Define $\mathrm{Homeo}^+(S)$ to be the group of orientation-preserving homeomorphisms of $S$ and define $\mathrm{Homeo}_0(S)$ the connected component of the identity in $\mathrm{Homeo}^+(S)$. The group $\mathrm{Homeo}^+(S)$ is endowed with the compact-open topology.
Theorem 1.14: Let $S$ be a compact surface, possibly minus a finite number of points from the interior. Assume that $S$ is not homeomorphic to $S^2$ , $\mathbb{R}^2$, $D^2$ , $T^2$ , the closed annulus, the once punctured disk, or the once punctured plane. Then the space $\mathrm{Homeo}_0 (S)$ is contractible.
Theorem 4.6: Let $S$ be a surface with $\chi(S) < 0$, possibly with punctures and/or boundary. Let $(S,x)$ be the surface obtained from $S$ by marking a point $x$ in the interior of $S$. Then the following sequence is exact:$$1 \to \pi_1(S,x)\to \mathrm{Mod}(S,x) \to \mathrm{Mod}(S) \to 1.$$
In the proof of Theorem 4.6, it is said : By Theorem 1.14 the group $\pi_1 (\mathrm{Homeo}^+ (S))$ is trivial.

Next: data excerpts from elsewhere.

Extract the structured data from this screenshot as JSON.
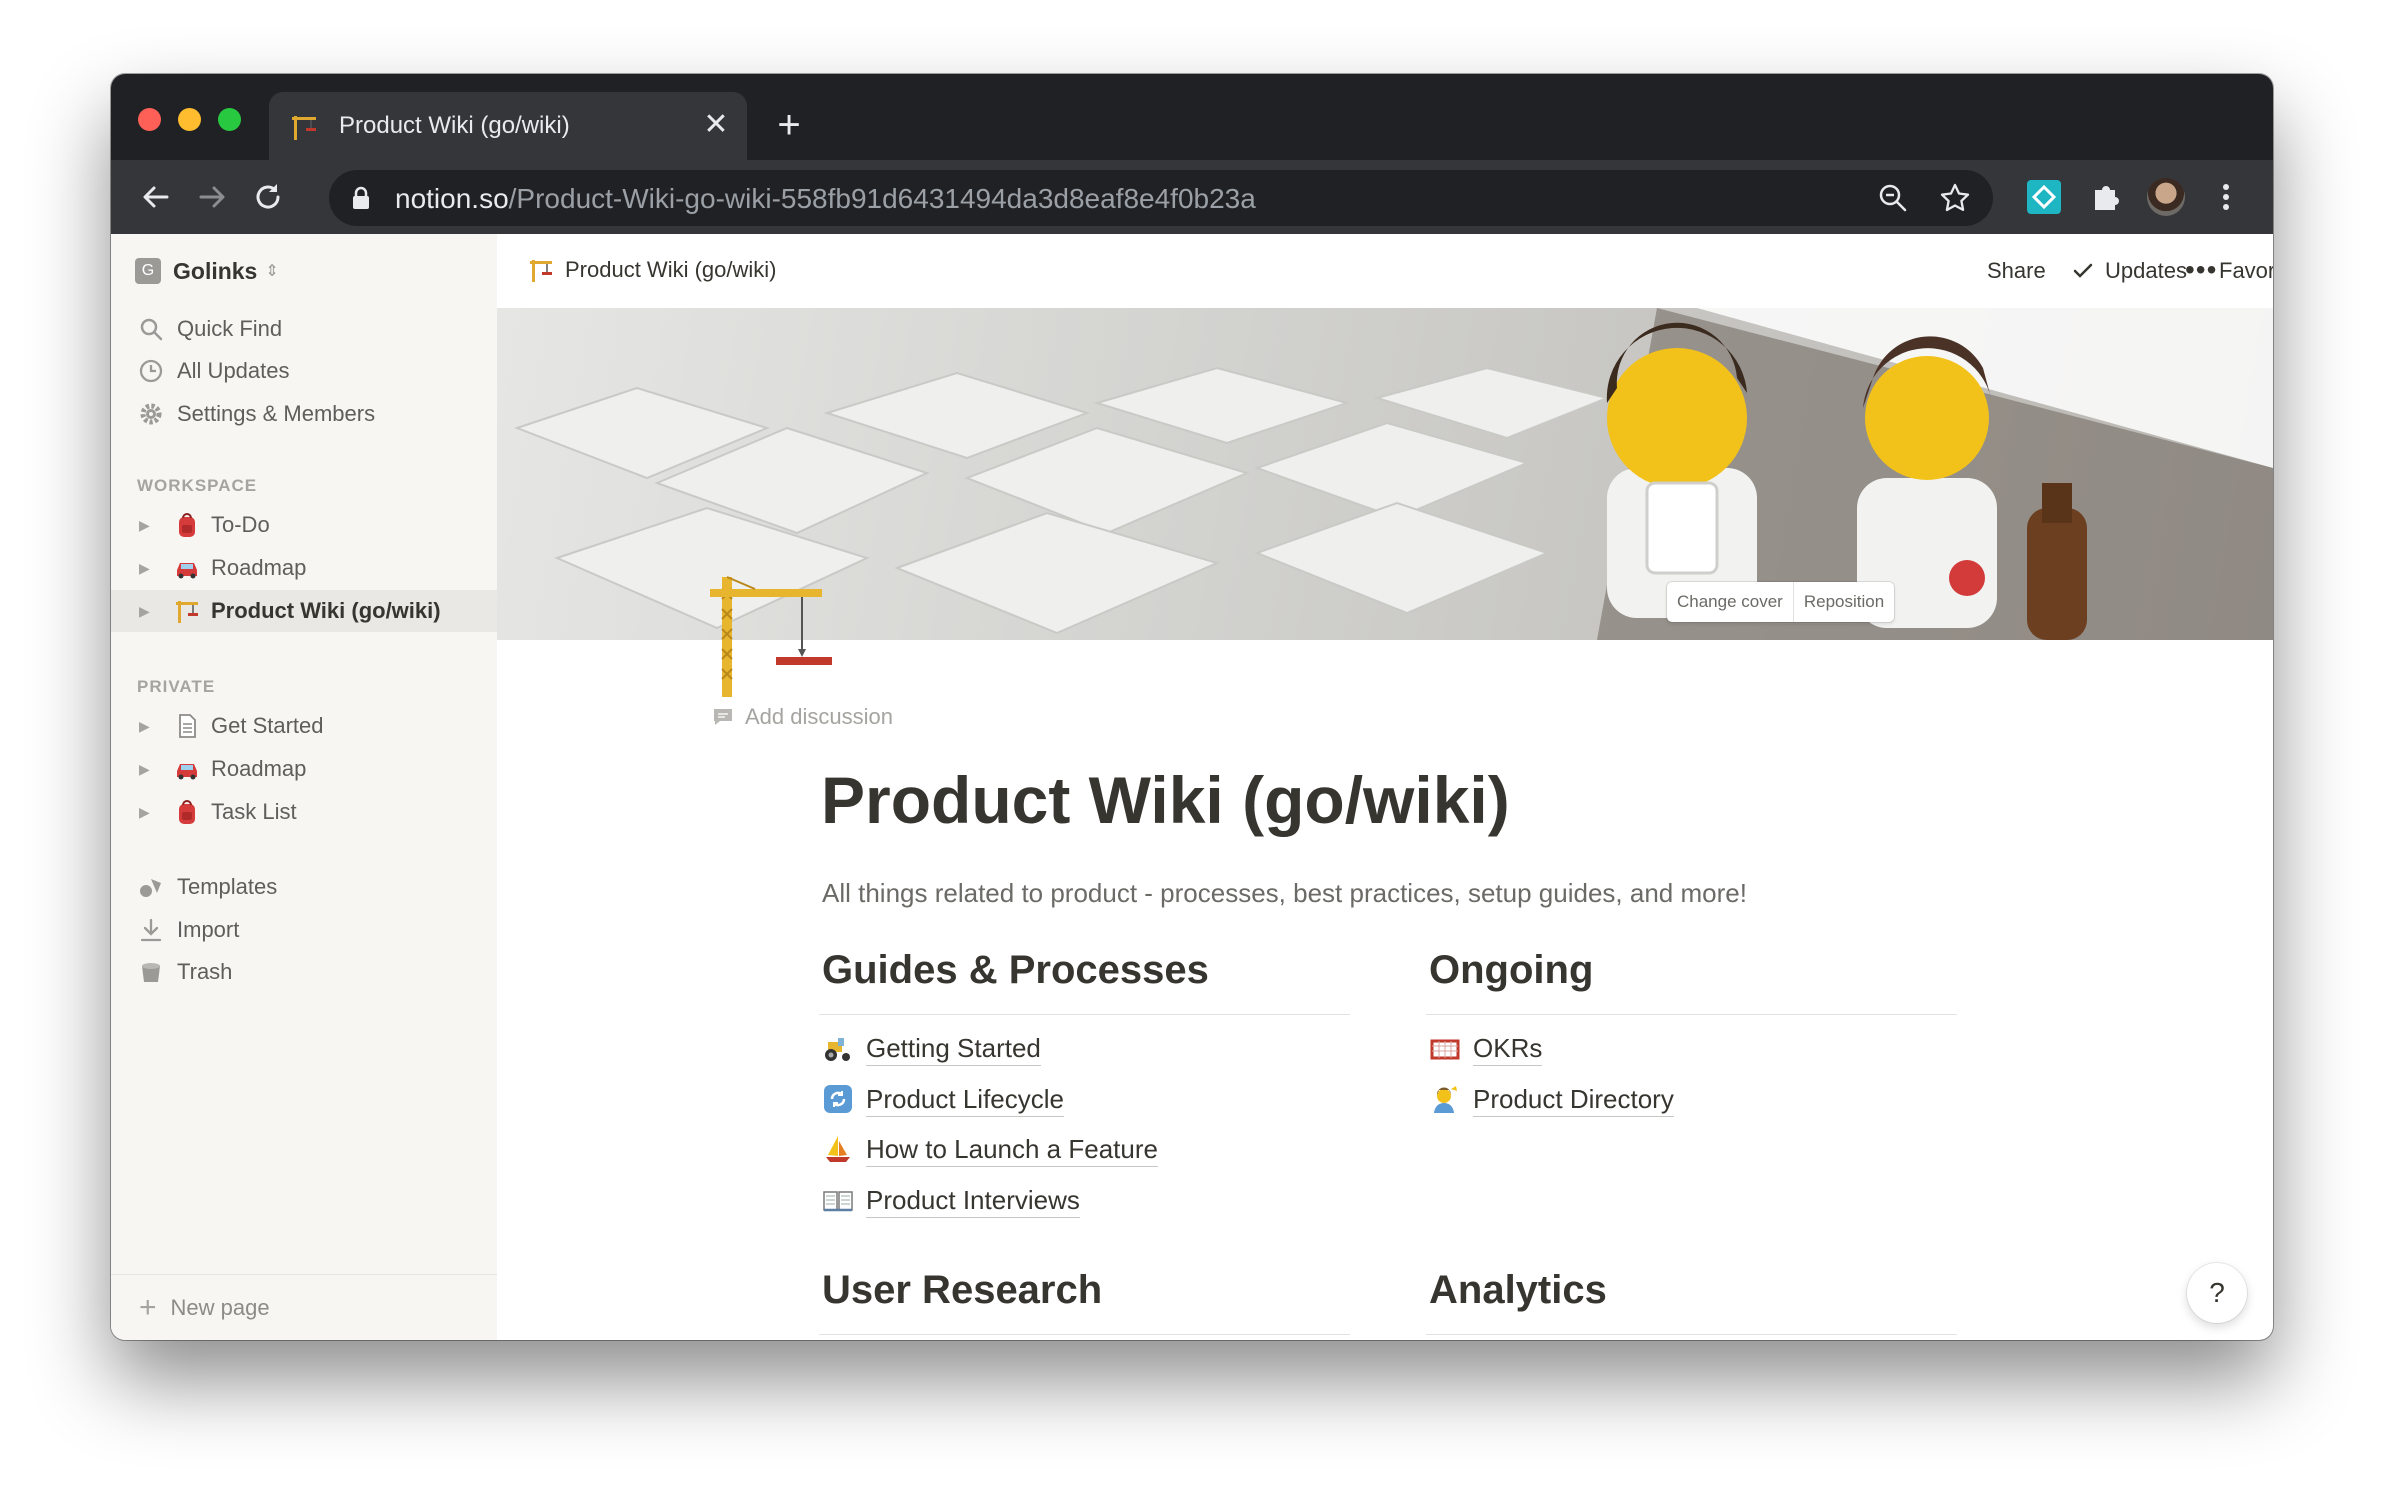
{
  "browser": {
    "tab_title": "Product Wiki (go/wiki)",
    "tab_close": "✕",
    "new_tab": "+",
    "url_host": "notion.so",
    "url_path": "/Product-Wiki-go-wiki-558fb91d6431494da3d8eaf8e4f0b23a"
  },
  "sidebar": {
    "workspace_badge": "G",
    "workspace_name": "Golinks",
    "workspace_chevron": "⇕",
    "actions": [
      {
        "label": "Quick Find",
        "icon": "search-icon"
      },
      {
        "label": "All Updates",
        "icon": "clock-icon"
      },
      {
        "label": "Settings & Members",
        "icon": "gear-icon"
      }
    ],
    "workspace_section": "WORKSPACE",
    "workspace_pages": [
      {
        "label": "To-Do",
        "icon": "backpack-icon"
      },
      {
        "label": "Roadmap",
        "icon": "car-icon"
      },
      {
        "label": "Product Wiki (go/wiki)",
        "icon": "crane-icon"
      }
    ],
    "private_section": "PRIVATE",
    "private_pages": [
      {
        "label": "Get Started",
        "icon": "document-icon"
      },
      {
        "label": "Roadmap",
        "icon": "car-icon"
      },
      {
        "label": "Task List",
        "icon": "backpack-icon"
      }
    ],
    "tools": [
      {
        "label": "Templates",
        "icon": "templates-icon"
      },
      {
        "label": "Import",
        "icon": "download-icon"
      },
      {
        "label": "Trash",
        "icon": "trash-icon"
      }
    ],
    "new_page_icon": "+",
    "new_page": "New page"
  },
  "topbar": {
    "breadcrumb": "Product Wiki (go/wiki)",
    "share": "Share",
    "updates": "Updates",
    "favorite": "Favorite",
    "more": "•••"
  },
  "cover": {
    "change_cover": "Change cover",
    "reposition": "Reposition"
  },
  "page": {
    "add_discussion": "Add discussion",
    "title": "Product Wiki (go/wiki)",
    "description": "All things related to product - processes, best practices, setup guides, and more!",
    "columns": [
      {
        "heading": "Guides & Processes",
        "links": [
          {
            "label": "Getting Started",
            "icon": "tractor-icon"
          },
          {
            "label": "Product Lifecycle",
            "icon": "cycle-icon"
          },
          {
            "label": "How to Launch a Feature",
            "icon": "sailboat-icon"
          },
          {
            "label": "Product Interviews",
            "icon": "book-icon"
          }
        ]
      },
      {
        "heading": "Ongoing",
        "links": [
          {
            "label": "OKRs",
            "icon": "goal-icon"
          },
          {
            "label": "Product Directory",
            "icon": "person-icon"
          }
        ]
      }
    ],
    "lower_headings": [
      "User Research",
      "Analytics"
    ]
  },
  "help": "?",
  "colors": {
    "sidebar_bg": "#f7f6f3",
    "text": "#37352f",
    "chrome_dark": "#202124",
    "chrome_toolbar": "#35363a"
  }
}
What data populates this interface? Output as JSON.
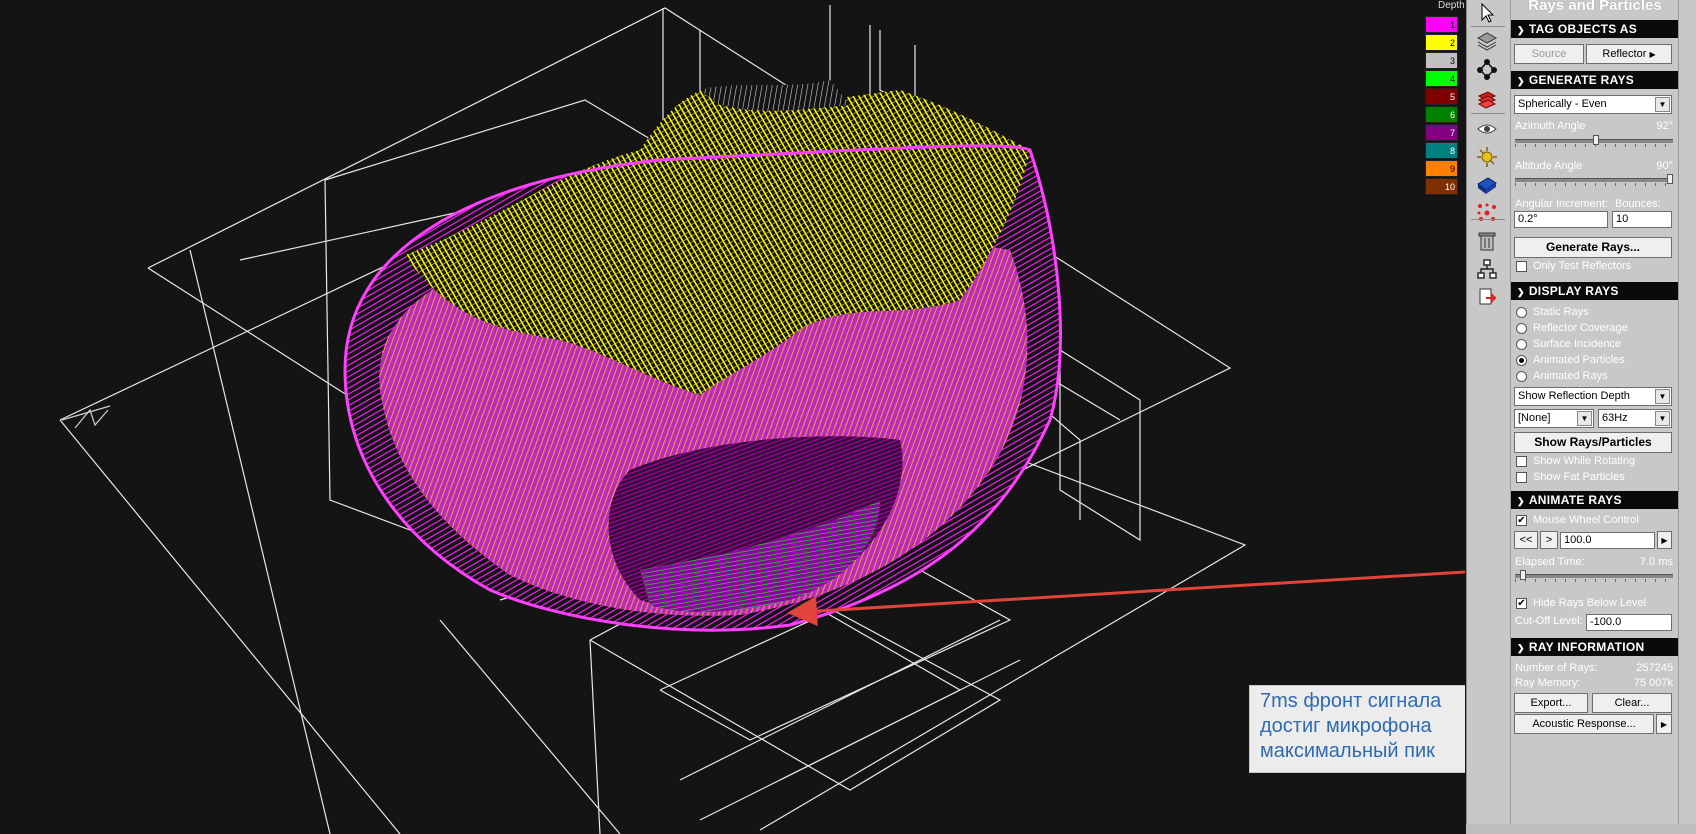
{
  "depth_legend": {
    "title": "Depth",
    "items": [
      {
        "label": "1",
        "color": "#ff00ff"
      },
      {
        "label": "2",
        "color": "#ffff00"
      },
      {
        "label": "3",
        "color": "#c0c0c0"
      },
      {
        "label": "4",
        "color": "#00ff00"
      },
      {
        "label": "5",
        "color": "#800000"
      },
      {
        "label": "6",
        "color": "#008000"
      },
      {
        "label": "7",
        "color": "#800080"
      },
      {
        "label": "8",
        "color": "#008080"
      },
      {
        "label": "9",
        "color": "#ff8000"
      },
      {
        "label": "10",
        "color": "#803000"
      }
    ]
  },
  "annotation": {
    "line1": "7ms фронт сигнала",
    "line2": "достиг микрофона",
    "line3": "максимальный пик"
  },
  "toolbar": {
    "tools": [
      "pointer-icon",
      "layers-icon",
      "nodes-icon",
      "materials-icon",
      "eye-icon",
      "light-icon",
      "surface-icon",
      "rays-icon",
      "trash-icon",
      "network-icon",
      "export-icon"
    ]
  },
  "panel": {
    "title": "Rays and Particles",
    "tag_objects": {
      "header": "TAG OBJECTS AS",
      "source_label": "Source",
      "reflector_label": "Reflector"
    },
    "generate_rays": {
      "header": "GENERATE RAYS",
      "distribution": "Spherically - Even",
      "azimuth_label": "Azimuth Angle",
      "azimuth_value": "92°",
      "azimuth_fraction": 0.51,
      "altitude_label": "Altitude Angle",
      "altitude_value": "90°",
      "altitude_fraction": 1.0,
      "increment_label": "Angular Increment:",
      "increment_value": "0.2°",
      "bounces_label": "Bounces:",
      "bounces_value": "10",
      "generate_button": "Generate Rays...",
      "only_test_label": "Only Test Reflectors"
    },
    "display_rays": {
      "header": "DISPLAY RAYS",
      "options": [
        "Static Rays",
        "Reflector Coverage",
        "Surface Incidence",
        "Animated Particles",
        "Animated Rays"
      ],
      "selected_option": "Animated Particles",
      "mode_select": "Show Reflection Depth",
      "filter_select": "[None]",
      "freq_select": "63Hz",
      "show_button": "Show Rays/Particles",
      "show_rotating_label": "Show While Rotating",
      "show_fat_label": "Show Fat Particles"
    },
    "animate_rays": {
      "header": "ANIMATE RAYS",
      "mouse_wheel_label": "Mouse Wheel Control",
      "back_label": "<<",
      "fwd_label": ">",
      "speed_value": "100.0",
      "elapsed_label": "Elapsed Time:",
      "elapsed_value": "7.0 ms",
      "elapsed_fraction": 0.03,
      "hide_below_label": "Hide Rays Below Level",
      "cutoff_label": "Cut-Off Level:",
      "cutoff_value": "-100.0"
    },
    "ray_information": {
      "header": "RAY INFORMATION",
      "num_rays_label": "Number of Rays:",
      "num_rays_value": "257245",
      "memory_label": "Ray Memory:",
      "memory_value": "75 007k",
      "export_label": "Export...",
      "clear_label": "Clear...",
      "acoustic_label": "Acoustic Response..."
    }
  }
}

I don't see how to deduce this fact from Theorem 1.14. Is it obvious that one can always find an homotopy from one homeomorphism to another?
By Theorem 1.14 $\text{Homeo}_0(S)$ is contractible, hence every connected component of $\text{Homeo}^+(S)$ is contractible (consider group structure of $\text{Homeo}^+(S)$). As each connected component is contractible the whole space must be simply connected.